Дом, куда мы все зашли, был узкий и длинный и состоял только из столовой и кухни одновременно. Посередине стоял длинный стол, человек на 30. Люди сидели за ним так плотно, что я едва втиснулся и то благодаря Насте, которая подозвала меня и усадила на длинную скамью рядом с ней. Справа от меня сидел худой бородач литературно-искусственного вида: судя по его мечтательному взгляду, он был поэтом, а краска на его лице, руках и спортивной куртке выдавала в нем художника. Дальше за столом сидели мужчины и женщины всех возрастов, подростки и даже дети. Мужики выглядели достаточно спортивно, правда сидели среди них, и бледные интеллектуалы и просто больные. Женщины были разного вида и возраста, но общим у них было то, что они все не пользовались косметикой и это смотрелось непривычно в наше время, когда даже первоклашки малюются, словно проститутки у бара. Дети, зато, были все похожие: сбитые, розовощекие, прямо живая реклама йогурта или еще какой-нибудь фруктово-молочной дряни.
Молодые женщины и бледный длинноволосый юнец разносили тарелки, ложки, а сзади румяный сбитый парень в поварском колпаке толкал перед собой тележку с огромной общепитовой кастрюлей.
Как оттуда пахло кислыми щами. О! Так вкусно умели готовить только у нас в школе, хоть и без мяса, а вкуснотища, пальчики оближешь. Сразу застучали ложки о тарелки, забулькало.
– Ммм.
– Вкусно.
И тут закукарекали петухи, штук пять, не меньше: громко, на разные голоса.
– Ну прямо часы, куранты.
Люди принялись за еду, причмокивали, облизывались. Я один чувствовал себя не уютно.

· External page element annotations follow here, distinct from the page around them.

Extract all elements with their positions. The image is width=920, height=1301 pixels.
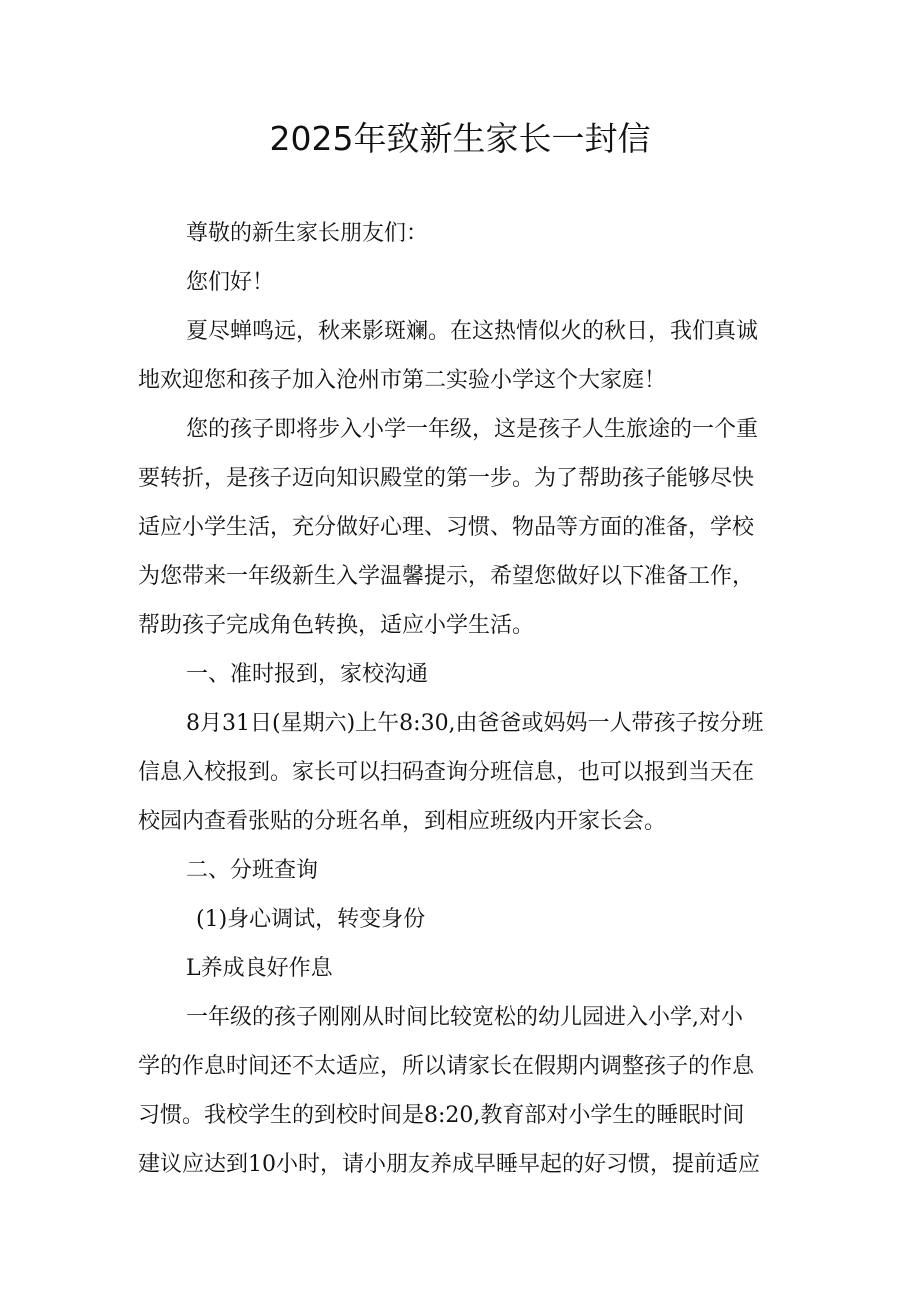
paragraph-line: 建议应达到10小时，请小朋友养成早睡早起的好习惯，提前适应 xyxy=(138,1152,760,1177)
section-heading: 一、准时报到，家校沟通 xyxy=(186,662,429,687)
section-heading: 二、分班查询 xyxy=(186,858,319,883)
paragraph-line: 为您带来一年级新生入学温馨提示，希望您做好以下准备工作， xyxy=(138,564,755,589)
paragraph-line: 8月31日(星期六)上午8:30,由爸爸或妈妈一人带孩子按分班 xyxy=(186,711,764,736)
paragraph-line: 您的孩子即将步入小学一年级，这是孩子人生旅途的一个重 xyxy=(186,417,759,442)
paragraph-line: 一年级的孩子刚刚从时间比较宽松的幼儿园进入小学,对小 xyxy=(186,1005,743,1030)
paragraph-line: 适应小学生活，充分做好心理、习惯、物品等方面的准备，学校 xyxy=(138,515,755,540)
salutation: 尊敬的新生家长朋友们： xyxy=(186,221,429,246)
paragraph-line: 习惯。我校学生的到校时间是8:20,教育部对小学生的睡眠时间 xyxy=(138,1103,745,1128)
item-heading: L养成良好作息 xyxy=(186,956,333,981)
paragraph-line: 地欢迎您和孩子加入沧州市第二实验小学这个大家庭！ xyxy=(138,368,667,393)
paragraph-line: 校园内查看张贴的分班名单，到相应班级内开家长会。 xyxy=(138,809,667,834)
paragraph-line: 帮助孩子完成角色转换，适应小学生活。 xyxy=(138,613,535,638)
paragraph-line: 学的作息时间还不太适应，所以请家长在假期内调整孩子的作息 xyxy=(138,1054,755,1079)
paragraph-line: 夏尽蝉鸣远，秋来影斑斓。在这热情似火的秋日，我们真诚 xyxy=(186,319,759,344)
document-title: 2025年致新生家长一封信 xyxy=(269,119,651,158)
paragraph-line: 信息入校报到。家长可以扫码查询分班信息，也可以报到当天在 xyxy=(138,760,755,785)
paragraph-line: 要转折，是孩子迈向知识殿堂的第一步。为了帮助孩子能够尽快 xyxy=(138,466,755,491)
subsection-heading: (1)身心调试，转变身份 xyxy=(196,907,426,932)
greeting: 您们好！ xyxy=(186,270,275,295)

Все, даже и за едой, не уставали меня разглядывать.
– Кушайте, Антон у нас вкусно готовит, – говорила Настя.
Видно незнакомцы не баловали это общество, и все смотрели на мою скромную персону так, что кусок застревал в горле. Я кисло улыбнулся. Несколько кусков мяса плавало в жирных щах, и я решил начать с них.
– Ну, вкусно?
– Ага.
– Антоша – повар от бога, – заметил мой богемный сосед. – Меня, между прочим, зовут Иннокентий. Хоть я и не Смоктуновский, – поэт-художник вытер руку о штанину и протянул мне через стол. Кисть его была худой, с длинными, узловатыми пальцами.
– Сергей, – ответил я, привставая и отвечая на рукопожатие.

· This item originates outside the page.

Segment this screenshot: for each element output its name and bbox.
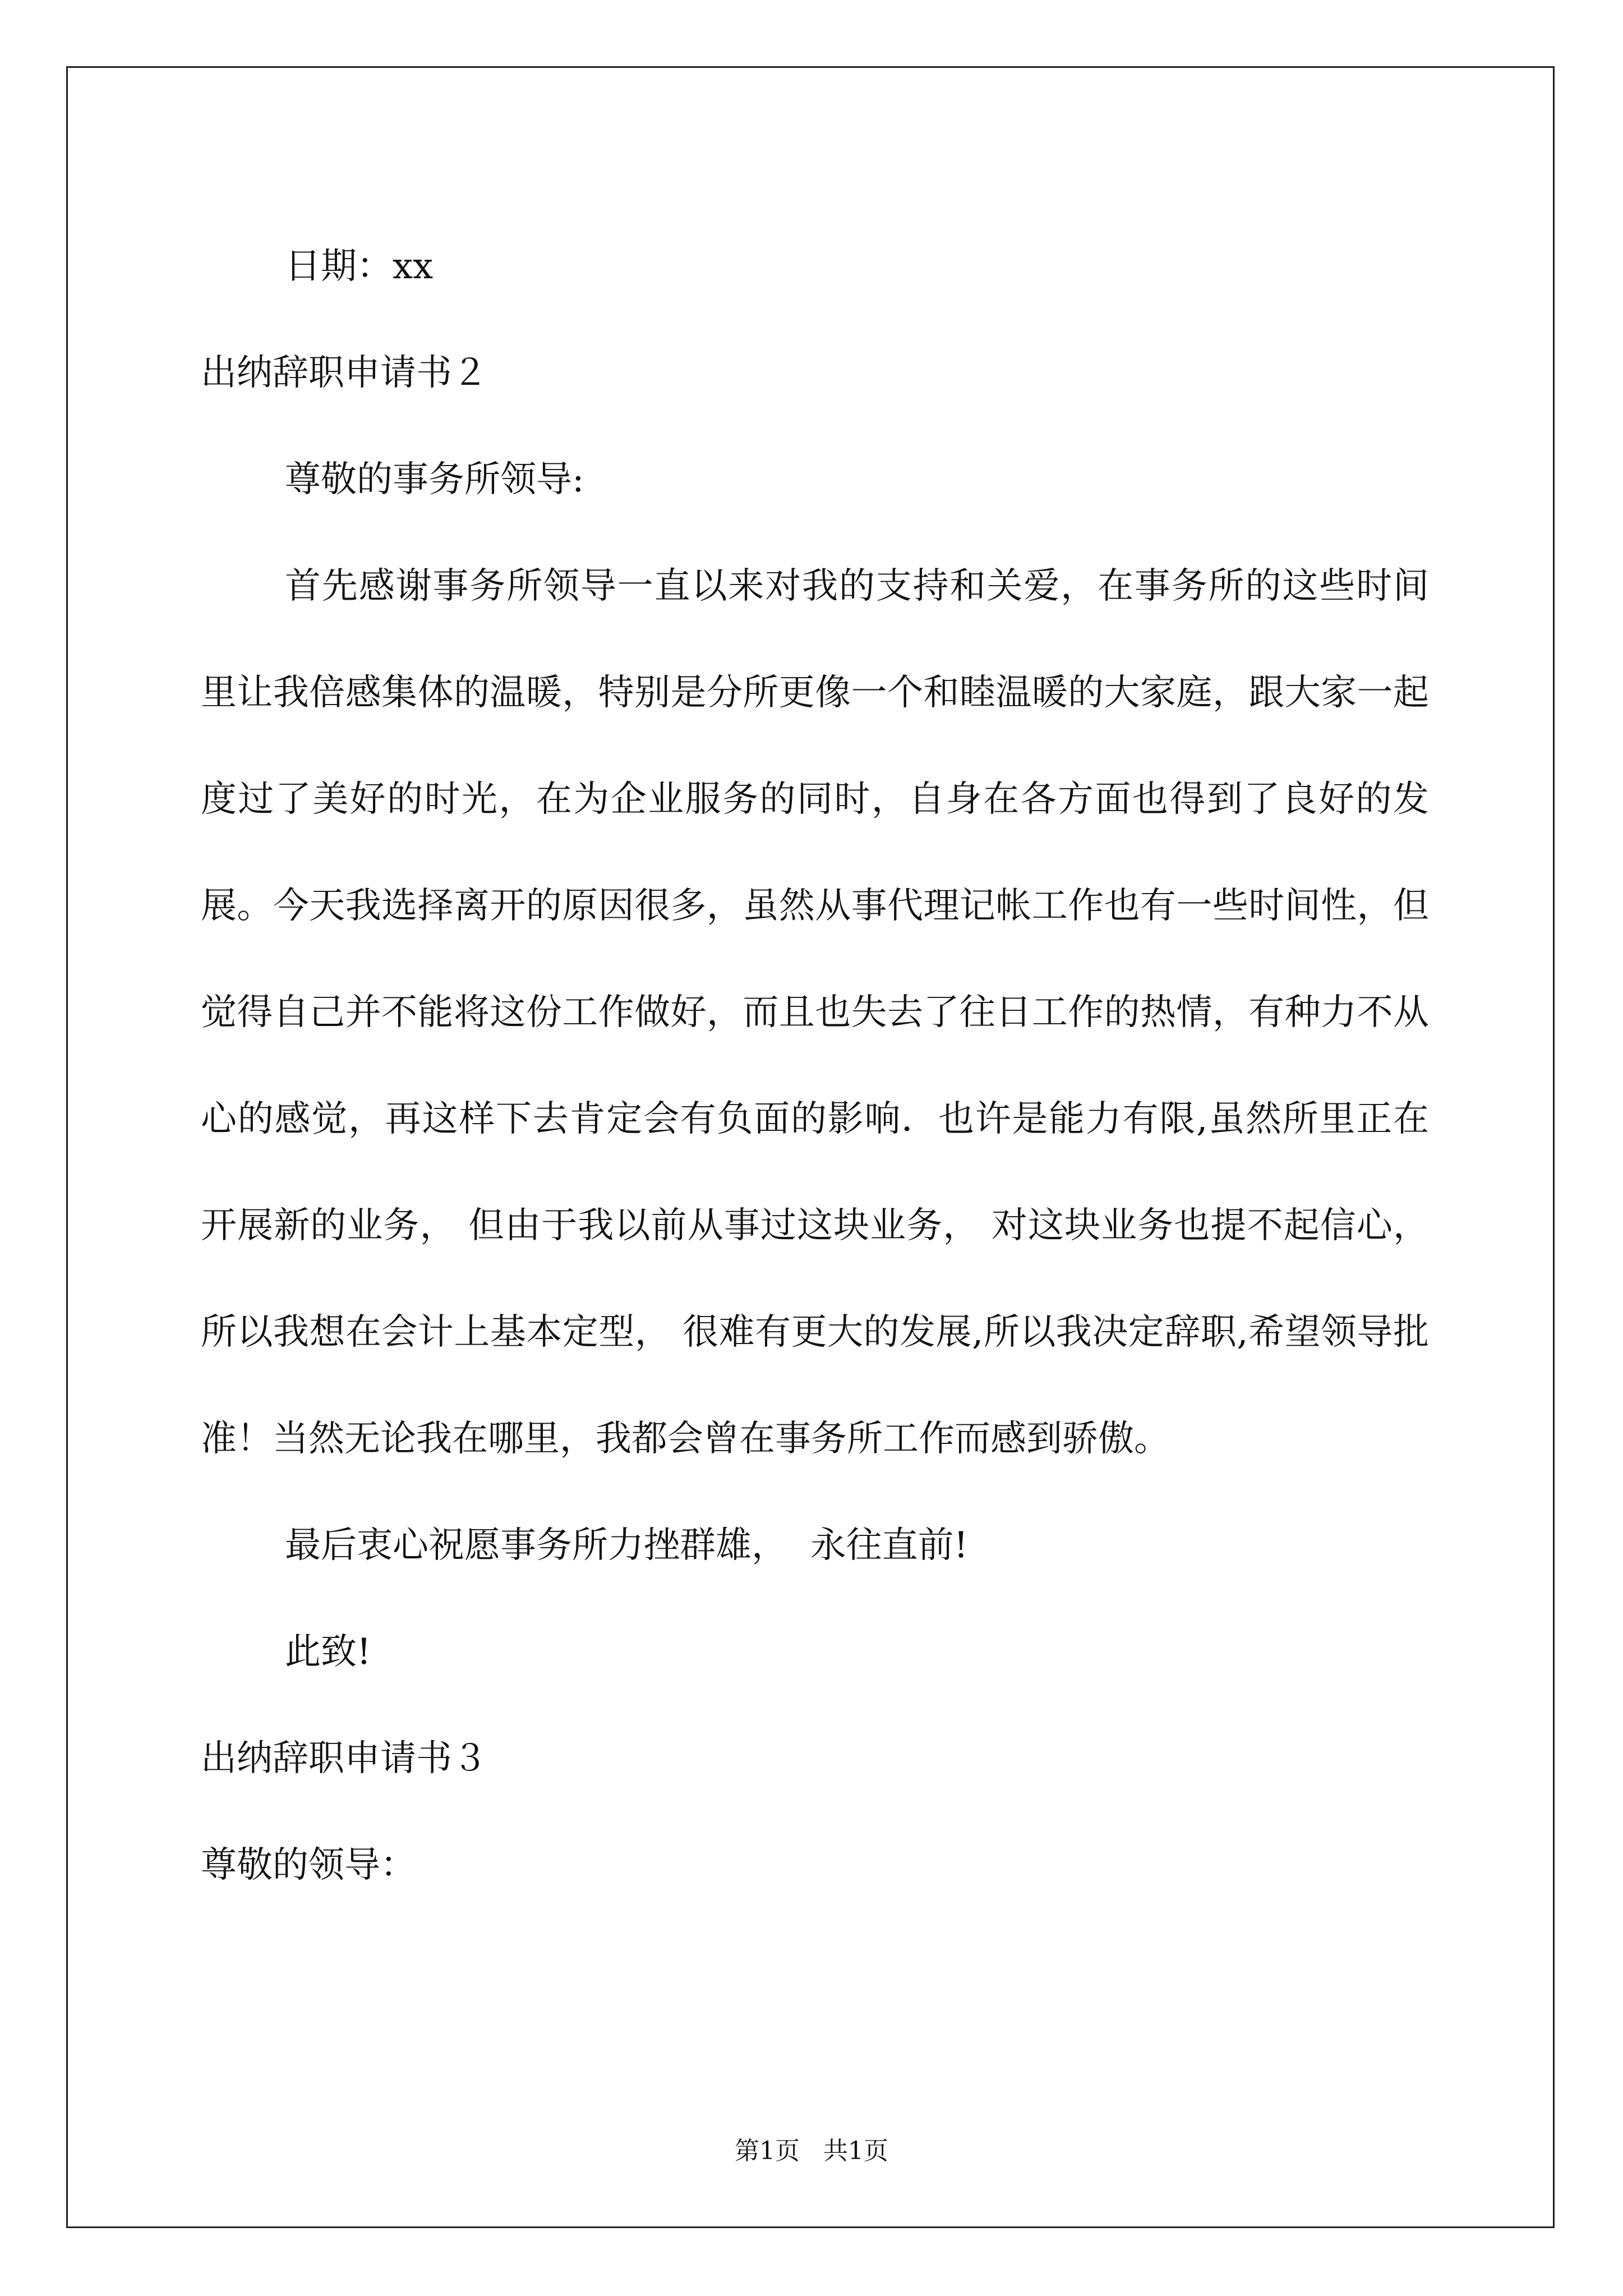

– Очень рад познакомиться. Правда, чрезвычайно рад.
Странно они тут выражались. Ко мне обращались через стол, просили соль, горчицу, делились замечаниями о погоде. Они и стол накрыли необыкновенно: в хлебницах с выжженными рисунками в стиле русской старины, лежали камни, корни, сучки и живые цветы, а также всякие сухие травы и колосья: все это сейчас называется икебаной. Стены украшали чеканные на меди картины, картины маслом, акварелью на картоне, на холсте, на обработанных дощечках, картины из соломы, выжженные картины. То там, то тут стояли статуэтки из гипса, вырезанные из полена фигурки: ну, в общем, выставка-распродажа народных умельцев, полу-деревня, полу-Бродвей. В кадках росли лимоны, китайские розы, финиковые пальмы и еще что-то зеленое, и тропическое.

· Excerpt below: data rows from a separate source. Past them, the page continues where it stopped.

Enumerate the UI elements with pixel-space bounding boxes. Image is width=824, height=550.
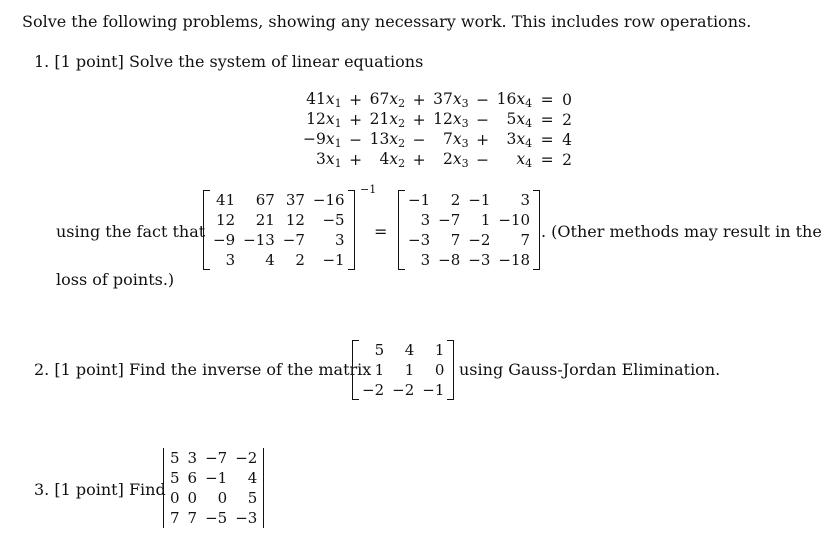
right-bracket [533, 190, 540, 270]
determinant-p3 [163, 448, 264, 528]
matrix-entry: 1 [404, 361, 415, 379]
matrix-entry: −8 [438, 251, 461, 269]
problem-3-points: [1 point] [54, 480, 124, 499]
equation-table [300, 90, 575, 170]
matrix-row [404, 190, 534, 210]
matrix-entry: −2 [468, 231, 491, 249]
left-bracket [203, 190, 210, 270]
equation-row [300, 110, 575, 130]
matrix-entry: 3 [335, 231, 345, 249]
instructions-text: Solve the following problems, showing any necessary work. This includes row operations. [22, 12, 752, 31]
matrix-entry: −1 [322, 251, 345, 269]
matrix-a-inverse [398, 190, 540, 270]
matrix-entry: −3 [235, 509, 258, 527]
left-bracket [352, 340, 359, 400]
equation-term: $13x_2$ [369, 130, 406, 150]
equation-term: $-9x_1$ [303, 130, 342, 150]
matrix-entry: 2 [295, 251, 305, 269]
matrix-entry: −3 [468, 251, 491, 269]
matrix-entry: 0 [217, 489, 228, 507]
matrix-entry: −5 [205, 509, 228, 527]
matrix-row [404, 250, 534, 270]
matrix-entry: −1 [408, 191, 431, 209]
matrix-entry: 7 [187, 509, 198, 527]
matrix-entry: 3 [520, 191, 531, 209]
matrix-row [209, 210, 349, 230]
matrix-entry: 12 [285, 211, 305, 229]
equation-operator: + [476, 131, 490, 149]
matrix-a [203, 190, 355, 270]
equation-term: $41x_1$ [306, 90, 342, 110]
matrix-entry: 3 [420, 211, 431, 229]
matrix-entry: −2 [235, 449, 258, 467]
matrix-entry: −13 [243, 231, 275, 249]
matrix-entry: −7 [282, 231, 305, 249]
equation-term: $x_4$ [516, 150, 533, 170]
matrix-entry: 0 [434, 361, 445, 379]
equation-equals: = [540, 131, 554, 149]
matrix-row [166, 468, 261, 488]
problem-1-heading [34, 52, 423, 72]
equation-operator: − [476, 91, 490, 109]
right-det-bar [263, 448, 264, 528]
matrix-entry: 67 [255, 191, 275, 209]
matrix-entry: 12 [216, 211, 236, 229]
equation-row [300, 130, 575, 150]
matrix-entry: 3 [187, 449, 198, 467]
equation-operator: − [476, 111, 490, 129]
matrix-entry: 1 [374, 361, 385, 379]
matrix-entry: −1 [468, 191, 491, 209]
matrix-entry: 3 [225, 251, 236, 269]
problem-2-heading [34, 360, 371, 380]
equation-operator: + [412, 151, 426, 169]
matrix-entry: 6 [187, 469, 198, 487]
matrix-entry: 2 [450, 191, 461, 209]
matrix-entry: −2 [362, 381, 385, 399]
equation-operator: + [412, 111, 426, 129]
equation-operator: − [412, 131, 426, 149]
problem-2-number: 2. [34, 360, 50, 379]
equation-term: $3x_4$ [506, 130, 533, 150]
matrix-row [404, 210, 534, 230]
problem-1-number: 1. [34, 52, 50, 71]
problem-3-prompt: Find [128, 480, 166, 499]
equation-term: $3x_1$ [315, 150, 342, 170]
matrix-entry: 7 [520, 231, 531, 249]
matrix-entry: −10 [498, 211, 531, 229]
matrix-p2 [352, 340, 454, 400]
equation-operator: + [349, 151, 363, 169]
equation-term: $37x_3$ [433, 90, 469, 110]
matrix-entry: −7 [205, 449, 228, 467]
matrix-entry: 4 [265, 251, 275, 269]
equation-rhs: 4 [562, 131, 572, 149]
matrix-entry: −1 [205, 469, 228, 487]
matrix-entry: −18 [498, 251, 531, 269]
using-fact-text: using the fact that [56, 222, 206, 241]
equation-term: $4x_2$ [379, 150, 406, 170]
equation-operator: + [412, 91, 426, 109]
matrix-entry: 1 [480, 211, 491, 229]
equation-term: $67x_2$ [369, 90, 406, 110]
equation-rhs: 2 [562, 111, 572, 129]
problem-2-points: [1 point] [54, 360, 124, 379]
matrix-entry: −1 [422, 381, 445, 399]
matrix-entry: −3 [408, 231, 431, 249]
matrix-row [209, 190, 349, 210]
equation-term: $12x_3$ [433, 110, 469, 130]
equation-equals: = [540, 91, 554, 109]
left-bracket [398, 190, 405, 270]
matrix-entry: 1 [434, 341, 445, 359]
matrix-entry: 5 [374, 341, 385, 359]
matrix-entry: −9 [213, 231, 236, 249]
loss-of-points-text: loss of points.) [56, 270, 175, 289]
matrix-a-table [209, 190, 349, 270]
matrix-row [358, 380, 448, 400]
matrix-entry: 5 [247, 489, 258, 507]
equation-term: $2x_3$ [442, 150, 469, 170]
equation-term: $5x_4$ [506, 110, 533, 130]
inverse-exponent: −1 [360, 183, 377, 196]
equation-operator: − [349, 131, 363, 149]
equation-equals: = [540, 111, 554, 129]
equation-row [300, 90, 575, 110]
equation-rhs: 0 [562, 91, 572, 109]
other-methods-text: . (Other methods may result in the [541, 222, 822, 241]
matrix-entry: −16 [312, 191, 345, 209]
equation-row [300, 150, 575, 170]
left-det-bar [163, 448, 164, 528]
matrix-row [404, 230, 534, 250]
equation-operator: + [349, 91, 363, 109]
matrix-entry: 37 [285, 191, 305, 209]
matrix-entry: 4 [247, 469, 258, 487]
equation-system [300, 90, 575, 170]
problem-2-prompt: Find the inverse of the matrix [128, 360, 372, 379]
equation-term: $16x_4$ [496, 90, 533, 110]
matrix-row [166, 488, 261, 508]
matrix-entry: 21 [255, 211, 275, 229]
matrix-row [209, 250, 349, 270]
equation-term: $21x_2$ [369, 110, 406, 130]
matrix-row [209, 230, 349, 250]
problem-3-number: 3. [34, 480, 50, 499]
right-bracket [348, 190, 355, 270]
matrix-entry: 5 [170, 469, 180, 487]
matrix-entry: −5 [322, 211, 345, 229]
matrix-entry: 3 [420, 251, 431, 269]
equation-term: $12x_1$ [306, 110, 342, 130]
right-bracket [447, 340, 454, 400]
matrix-a-inverse-table [404, 190, 534, 270]
problem-1-points: [1 point] [54, 52, 124, 71]
matrix-entry: 4 [404, 341, 415, 359]
equation-operator: + [349, 111, 363, 129]
determinant-table [166, 448, 261, 528]
matrix-row [166, 448, 261, 468]
matrix-row [358, 340, 448, 360]
problem-1-prompt: Solve the system of linear equations [128, 52, 424, 71]
problem-3-heading [34, 480, 166, 500]
matrix-entry: 7 [170, 509, 180, 527]
matrix-row [358, 360, 448, 380]
matrix-entry: −2 [392, 381, 415, 399]
equation-operator: − [476, 151, 490, 169]
gauss-jordan-text: using Gauss-Jordan Elimination. [459, 360, 721, 379]
equation-rhs: 2 [562, 151, 572, 169]
matrix-row [166, 508, 261, 528]
matrix-entry: 41 [216, 191, 236, 209]
matrix-entry: 5 [170, 449, 180, 467]
equation-term: $7x_3$ [442, 130, 469, 150]
equals-sign: = [374, 222, 388, 241]
matrix-entry: 0 [187, 489, 198, 507]
matrix-entry: 7 [450, 231, 461, 249]
matrix-entry: 0 [170, 489, 180, 507]
matrix-entry: −7 [438, 211, 461, 229]
matrix-p2-table [358, 340, 448, 400]
equation-equals: = [540, 151, 554, 169]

Я сидел, ел и немножко косил в сторону, где на скамье расположились Андрей и его черные апостолы. Правда, сейчас они были не черные, а джинсово-синие и серые. Рыжий мужик, которого и вправду звали Петром, поймал один из моих взглядов, и, хотя я сейчас же потупился, сам стал разглядывать меня, а потом, ухмыляясь, зашептал что-то на ухо Андрею.
Разносили кашу, и чтобы показать обществу, что камень за пазухой не держу, я стал разговаривать с Настей.
– А вы что тут из одной деревни? – ляпнул я, чтобы хоть что-то сказать.
– Почему вы так думаете? – слегка засмеявшись, удивилась она.